The first two archetypes of the book are “Father Sky” and “The Green Man.” These could be very dangerous patriarchy traps. Dr. Gelfer even refers to the Green Man as a version of the “Wild Man” of the Mythopoetic Men’s Movement who can, in fact, be dangerous! But Fox, to a large extent, tip-toes around the trap and doesn’t seem to be calling all men to rise up and take back their “rightful place” in the home and family as so much of the Christian Men’s Movement seems to do.
The “Father Sky” chapter traces the history of our wonder at that awesome arch overhead, brilliantly blue to storm-threatening back in the day, deepest black and often littered with stars at night. He reports on pre-modern, modern and post-modern views and rejoices that Father Sky is “alive again” in our era. I like this flow from awe and worship to the despair of John Calvin and Bertrand Russell and back now to a post-modern respect through recent scientific explorations and discoveries. He uses The View from the Center of the Universe by Joel Primach and Nancy Abrams as a reference to highlight the importance of humans. For me this was overly anthropocentric drawing specific attention to the importance of humans not only in our own solar system but through the entire cosmos. But they do express some interesting thoughts on what they call the “Goldilocks Principle” believing there are many things about humans that are “just right.”
I especially liked the section on “The Dance of Father Sky and Mother Earth.” This brings in a nice balance to the equation of life and the inter-dependencies we rely on for both breath and sustenance. Fox concludes with a reminder from Thomas Berry: “We will recover our sense of wonder and our sense of the sacred only if we appreciate the universe beyond ourselves as a revelatory experience of that numinous presence whence all things come into being. Indeed the universe is the primary sacred reality. We become sacred by our participation in this more sublime dimension of the world about us.” This is a nice counter balance to the wonder at the human expressed by Primach and Abrams.

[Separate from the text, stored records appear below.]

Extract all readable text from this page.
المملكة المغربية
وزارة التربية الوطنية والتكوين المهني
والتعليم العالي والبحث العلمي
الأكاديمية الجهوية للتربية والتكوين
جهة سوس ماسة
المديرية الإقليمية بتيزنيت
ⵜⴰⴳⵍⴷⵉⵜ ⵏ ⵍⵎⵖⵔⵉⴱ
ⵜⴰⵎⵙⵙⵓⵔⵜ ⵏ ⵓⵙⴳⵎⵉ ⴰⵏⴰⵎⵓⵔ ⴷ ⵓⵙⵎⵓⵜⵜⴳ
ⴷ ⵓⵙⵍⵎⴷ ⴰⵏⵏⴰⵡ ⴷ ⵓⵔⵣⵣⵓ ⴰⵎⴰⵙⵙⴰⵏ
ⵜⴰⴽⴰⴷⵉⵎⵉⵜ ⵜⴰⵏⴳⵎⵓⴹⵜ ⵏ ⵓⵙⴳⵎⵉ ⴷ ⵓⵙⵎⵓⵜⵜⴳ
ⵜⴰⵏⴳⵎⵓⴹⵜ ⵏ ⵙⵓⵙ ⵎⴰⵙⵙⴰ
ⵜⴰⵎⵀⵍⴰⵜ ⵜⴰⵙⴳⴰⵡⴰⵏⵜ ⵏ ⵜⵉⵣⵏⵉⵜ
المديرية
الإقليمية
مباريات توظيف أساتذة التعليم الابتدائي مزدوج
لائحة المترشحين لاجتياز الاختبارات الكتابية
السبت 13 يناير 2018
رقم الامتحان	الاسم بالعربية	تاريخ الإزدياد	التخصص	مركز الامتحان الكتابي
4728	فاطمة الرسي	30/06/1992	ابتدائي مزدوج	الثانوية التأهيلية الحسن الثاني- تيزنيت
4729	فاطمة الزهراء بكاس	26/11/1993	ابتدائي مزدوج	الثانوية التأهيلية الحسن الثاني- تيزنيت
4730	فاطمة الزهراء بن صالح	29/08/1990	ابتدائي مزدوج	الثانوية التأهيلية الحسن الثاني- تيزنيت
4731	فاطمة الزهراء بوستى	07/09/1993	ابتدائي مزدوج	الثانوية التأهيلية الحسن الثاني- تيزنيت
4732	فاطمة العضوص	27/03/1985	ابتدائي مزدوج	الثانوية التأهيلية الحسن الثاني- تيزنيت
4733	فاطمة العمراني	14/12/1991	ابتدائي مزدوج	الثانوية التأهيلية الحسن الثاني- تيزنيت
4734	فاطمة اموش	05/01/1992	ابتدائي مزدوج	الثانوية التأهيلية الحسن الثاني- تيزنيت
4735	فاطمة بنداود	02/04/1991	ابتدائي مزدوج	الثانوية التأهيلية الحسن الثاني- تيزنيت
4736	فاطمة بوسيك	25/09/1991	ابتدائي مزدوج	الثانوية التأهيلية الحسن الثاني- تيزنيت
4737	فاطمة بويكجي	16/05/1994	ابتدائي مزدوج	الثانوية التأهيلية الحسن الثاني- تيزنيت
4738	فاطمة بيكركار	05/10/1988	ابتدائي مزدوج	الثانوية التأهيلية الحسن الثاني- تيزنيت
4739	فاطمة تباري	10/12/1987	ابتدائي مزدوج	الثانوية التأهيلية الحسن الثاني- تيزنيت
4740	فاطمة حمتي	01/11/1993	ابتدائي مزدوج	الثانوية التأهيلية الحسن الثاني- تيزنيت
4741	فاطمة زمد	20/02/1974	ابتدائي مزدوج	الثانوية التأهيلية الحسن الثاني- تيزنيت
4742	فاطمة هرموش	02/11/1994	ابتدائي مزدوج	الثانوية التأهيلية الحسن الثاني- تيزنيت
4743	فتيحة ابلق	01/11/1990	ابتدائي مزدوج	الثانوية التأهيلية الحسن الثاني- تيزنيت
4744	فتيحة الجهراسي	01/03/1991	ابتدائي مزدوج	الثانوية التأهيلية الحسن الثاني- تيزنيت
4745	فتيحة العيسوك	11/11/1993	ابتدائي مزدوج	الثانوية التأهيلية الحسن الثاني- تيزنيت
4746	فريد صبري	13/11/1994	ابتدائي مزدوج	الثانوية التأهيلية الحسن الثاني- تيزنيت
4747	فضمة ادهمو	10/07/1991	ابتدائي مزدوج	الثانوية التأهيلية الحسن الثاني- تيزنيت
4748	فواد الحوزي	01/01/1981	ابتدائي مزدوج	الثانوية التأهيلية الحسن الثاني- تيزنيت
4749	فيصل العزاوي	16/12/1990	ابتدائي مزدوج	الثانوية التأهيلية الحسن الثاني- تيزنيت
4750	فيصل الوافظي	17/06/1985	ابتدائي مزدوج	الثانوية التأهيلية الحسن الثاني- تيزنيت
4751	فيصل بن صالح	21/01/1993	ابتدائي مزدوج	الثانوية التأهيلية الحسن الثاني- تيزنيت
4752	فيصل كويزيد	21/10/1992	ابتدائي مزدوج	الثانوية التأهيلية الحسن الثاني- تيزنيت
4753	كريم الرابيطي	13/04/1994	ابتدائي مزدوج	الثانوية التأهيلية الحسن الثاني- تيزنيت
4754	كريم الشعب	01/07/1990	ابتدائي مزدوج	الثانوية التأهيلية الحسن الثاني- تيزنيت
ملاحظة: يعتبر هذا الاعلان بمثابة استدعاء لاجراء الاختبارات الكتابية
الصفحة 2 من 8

I very much appreciated Fox’s chapter two, second archetype, on “The Green Man.” I have done some of my own study on the Green Man and enjoyed the reminders Fox offers. One of my fondest images, in fact I have it on my business cards, is of a Green Man face in a stained glass window in St. Peter Ad Vincula Church in Pennal, Wales. According to my good friend, Geraint ap Iorwerth, Rector of the Church, this is the only Green Man in a stained glass church window in all of Great Britain. Fox reports the Green Man archetype is on the rise again. With all the interest in paganism, ecology, the greening of the world, I believe the Green Man would be an excellent symbol for our return to Nature. He says: ‘Embracing the Green Man creates a new male empowerment, a new warriorhood on behalf of Mother Earth and her creatures. Is this not what is happening today as we talk of “green buildings” and “green politics,” of “green business” and Greenpeace, of “green belts around cities” and “green economics”?’ While I like this call to the greening of our world again, I am highly aware of this reference to the warrior archetype. Are we dancing perilously close to the patriarchy trap?